Another aspect Leland pointed out was about the weapons which are in Central America, that the cartel use.  They are mostly from the US.  She also said there is some exploitation of doing ‘foster care’ of children coming with their families to the border- they charge much more to a private agency for foster care than what US families get paid for doing foster care.  It is another example of the permission of the US government to collude with the already wealthy, giving them more income than they need or deserve.  We, as tax payers, are paying for this.  Foster care happens because a lot of the time, women attempting to cross the border are told unless they forgo their request for asylum, they will not be able to see their children.  This issue is being worked on.

Carol also shared about the great hospitality her delegation received in the homes of people in and around the border. 

Borderlinks is an organization that has been working on the border since 2002, if one would like to research more work being done on the border.

Another troubling fact Leland shared is that there are places that people put out water bottles along the path to the border for those fleeing their countries.  Often, border patrol slits the bottles, taking away the gift of water to asylum seekers.  They also slice clothing that is left on the trail.  People have left clothing for those fleeing, too. 

At more isolated spots, drones are present, instead of border patrol.

A sad story is told also of a boy who was throwing rocks at the border patrol, they immediately opened fire on him, and shot 12 bullets at him even after he was dead after 1 bullet. 

A more uplifting story was of a coffeeshop along the border who sells fairly traded coffee. 

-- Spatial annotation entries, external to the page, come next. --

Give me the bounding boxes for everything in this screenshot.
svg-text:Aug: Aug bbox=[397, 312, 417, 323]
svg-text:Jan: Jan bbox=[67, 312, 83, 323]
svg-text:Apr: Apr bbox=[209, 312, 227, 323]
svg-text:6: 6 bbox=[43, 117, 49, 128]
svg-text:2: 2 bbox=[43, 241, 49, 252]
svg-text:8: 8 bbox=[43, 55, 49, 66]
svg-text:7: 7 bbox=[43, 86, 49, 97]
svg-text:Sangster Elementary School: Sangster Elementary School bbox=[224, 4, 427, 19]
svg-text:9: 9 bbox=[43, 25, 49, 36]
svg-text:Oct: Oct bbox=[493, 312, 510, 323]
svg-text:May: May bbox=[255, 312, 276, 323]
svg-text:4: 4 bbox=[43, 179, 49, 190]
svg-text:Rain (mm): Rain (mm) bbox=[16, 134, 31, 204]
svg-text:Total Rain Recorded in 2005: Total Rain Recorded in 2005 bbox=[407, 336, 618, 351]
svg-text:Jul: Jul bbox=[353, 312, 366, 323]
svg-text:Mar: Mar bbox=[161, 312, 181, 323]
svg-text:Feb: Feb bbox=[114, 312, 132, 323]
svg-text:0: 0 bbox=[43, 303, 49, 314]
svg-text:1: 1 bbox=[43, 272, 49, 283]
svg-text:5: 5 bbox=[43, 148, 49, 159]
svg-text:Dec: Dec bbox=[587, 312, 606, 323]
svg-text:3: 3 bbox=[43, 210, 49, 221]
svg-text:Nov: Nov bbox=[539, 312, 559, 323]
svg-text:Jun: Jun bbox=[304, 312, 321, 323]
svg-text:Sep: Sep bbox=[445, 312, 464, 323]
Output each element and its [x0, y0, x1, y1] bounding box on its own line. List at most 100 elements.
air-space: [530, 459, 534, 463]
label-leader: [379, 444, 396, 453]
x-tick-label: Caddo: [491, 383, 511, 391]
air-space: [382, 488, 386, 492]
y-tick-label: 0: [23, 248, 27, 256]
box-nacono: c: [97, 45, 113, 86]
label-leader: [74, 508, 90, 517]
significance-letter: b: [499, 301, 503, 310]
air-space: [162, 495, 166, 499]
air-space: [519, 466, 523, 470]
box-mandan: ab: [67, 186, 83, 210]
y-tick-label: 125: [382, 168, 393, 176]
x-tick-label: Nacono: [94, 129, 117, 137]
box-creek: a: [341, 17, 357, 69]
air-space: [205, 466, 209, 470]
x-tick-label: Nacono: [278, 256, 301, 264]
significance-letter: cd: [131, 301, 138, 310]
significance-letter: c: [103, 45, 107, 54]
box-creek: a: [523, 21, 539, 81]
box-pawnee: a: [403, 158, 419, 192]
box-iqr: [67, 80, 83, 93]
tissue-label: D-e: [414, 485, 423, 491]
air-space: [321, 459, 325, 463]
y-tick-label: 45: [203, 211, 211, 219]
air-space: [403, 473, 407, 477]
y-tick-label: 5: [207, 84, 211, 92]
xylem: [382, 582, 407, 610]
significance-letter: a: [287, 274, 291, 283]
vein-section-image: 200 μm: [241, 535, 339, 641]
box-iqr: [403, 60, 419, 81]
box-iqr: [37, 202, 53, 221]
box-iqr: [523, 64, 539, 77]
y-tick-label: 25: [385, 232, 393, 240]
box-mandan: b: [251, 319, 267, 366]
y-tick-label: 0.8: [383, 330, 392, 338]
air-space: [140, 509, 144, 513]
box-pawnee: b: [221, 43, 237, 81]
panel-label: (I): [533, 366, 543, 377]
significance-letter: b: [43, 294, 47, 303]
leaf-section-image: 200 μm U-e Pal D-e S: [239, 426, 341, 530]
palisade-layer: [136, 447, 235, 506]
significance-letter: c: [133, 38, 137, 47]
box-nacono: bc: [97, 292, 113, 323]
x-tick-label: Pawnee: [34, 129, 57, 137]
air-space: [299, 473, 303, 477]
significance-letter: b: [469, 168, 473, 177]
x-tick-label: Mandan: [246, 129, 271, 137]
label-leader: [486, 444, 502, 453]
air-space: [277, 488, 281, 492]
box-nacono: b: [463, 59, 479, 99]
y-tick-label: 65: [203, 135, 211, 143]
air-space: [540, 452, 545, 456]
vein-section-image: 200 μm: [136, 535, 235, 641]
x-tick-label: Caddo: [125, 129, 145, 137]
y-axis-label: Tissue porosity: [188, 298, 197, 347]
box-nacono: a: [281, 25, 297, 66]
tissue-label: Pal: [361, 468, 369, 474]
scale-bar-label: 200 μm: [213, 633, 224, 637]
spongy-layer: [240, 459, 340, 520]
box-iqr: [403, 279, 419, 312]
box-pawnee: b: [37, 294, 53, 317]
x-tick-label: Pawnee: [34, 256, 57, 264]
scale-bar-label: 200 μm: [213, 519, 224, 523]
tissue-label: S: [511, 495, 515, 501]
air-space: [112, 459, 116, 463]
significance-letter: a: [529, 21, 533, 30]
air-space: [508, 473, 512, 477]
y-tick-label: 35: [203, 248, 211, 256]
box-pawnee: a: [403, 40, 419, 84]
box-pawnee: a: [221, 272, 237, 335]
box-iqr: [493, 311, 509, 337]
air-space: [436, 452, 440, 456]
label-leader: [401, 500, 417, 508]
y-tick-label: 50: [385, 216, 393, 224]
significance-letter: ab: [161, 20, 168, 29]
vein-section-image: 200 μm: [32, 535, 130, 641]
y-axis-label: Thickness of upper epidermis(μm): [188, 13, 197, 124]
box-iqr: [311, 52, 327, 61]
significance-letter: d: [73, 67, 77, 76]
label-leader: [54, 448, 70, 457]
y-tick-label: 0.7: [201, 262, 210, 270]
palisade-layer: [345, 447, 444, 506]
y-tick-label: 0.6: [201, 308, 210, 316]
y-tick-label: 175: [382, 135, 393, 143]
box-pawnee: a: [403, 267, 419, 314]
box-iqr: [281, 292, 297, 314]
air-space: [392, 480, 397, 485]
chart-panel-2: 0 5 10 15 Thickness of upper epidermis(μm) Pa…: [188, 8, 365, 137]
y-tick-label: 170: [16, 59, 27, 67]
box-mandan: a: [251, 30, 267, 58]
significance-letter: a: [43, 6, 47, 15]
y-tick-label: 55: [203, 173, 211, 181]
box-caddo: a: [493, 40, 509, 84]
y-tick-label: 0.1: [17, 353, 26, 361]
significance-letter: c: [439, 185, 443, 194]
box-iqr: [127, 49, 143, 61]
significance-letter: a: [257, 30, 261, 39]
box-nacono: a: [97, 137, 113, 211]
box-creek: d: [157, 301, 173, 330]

To close, Leland recited the quote, “God’s love does not stop at the border, neither should ours.” 

Carol is a licensed clinical mental health therapist and a nationally Certified Clinical Supervisor.  She works for Youth and Shelter Services (YSS) in Ames, Iowa, as well as providing therapeutic support for Christian Peacemaker Teams.  Carol serves as a member of the Board of Trustees of McPherson College.  Carol resides in Harrisonburg, VA.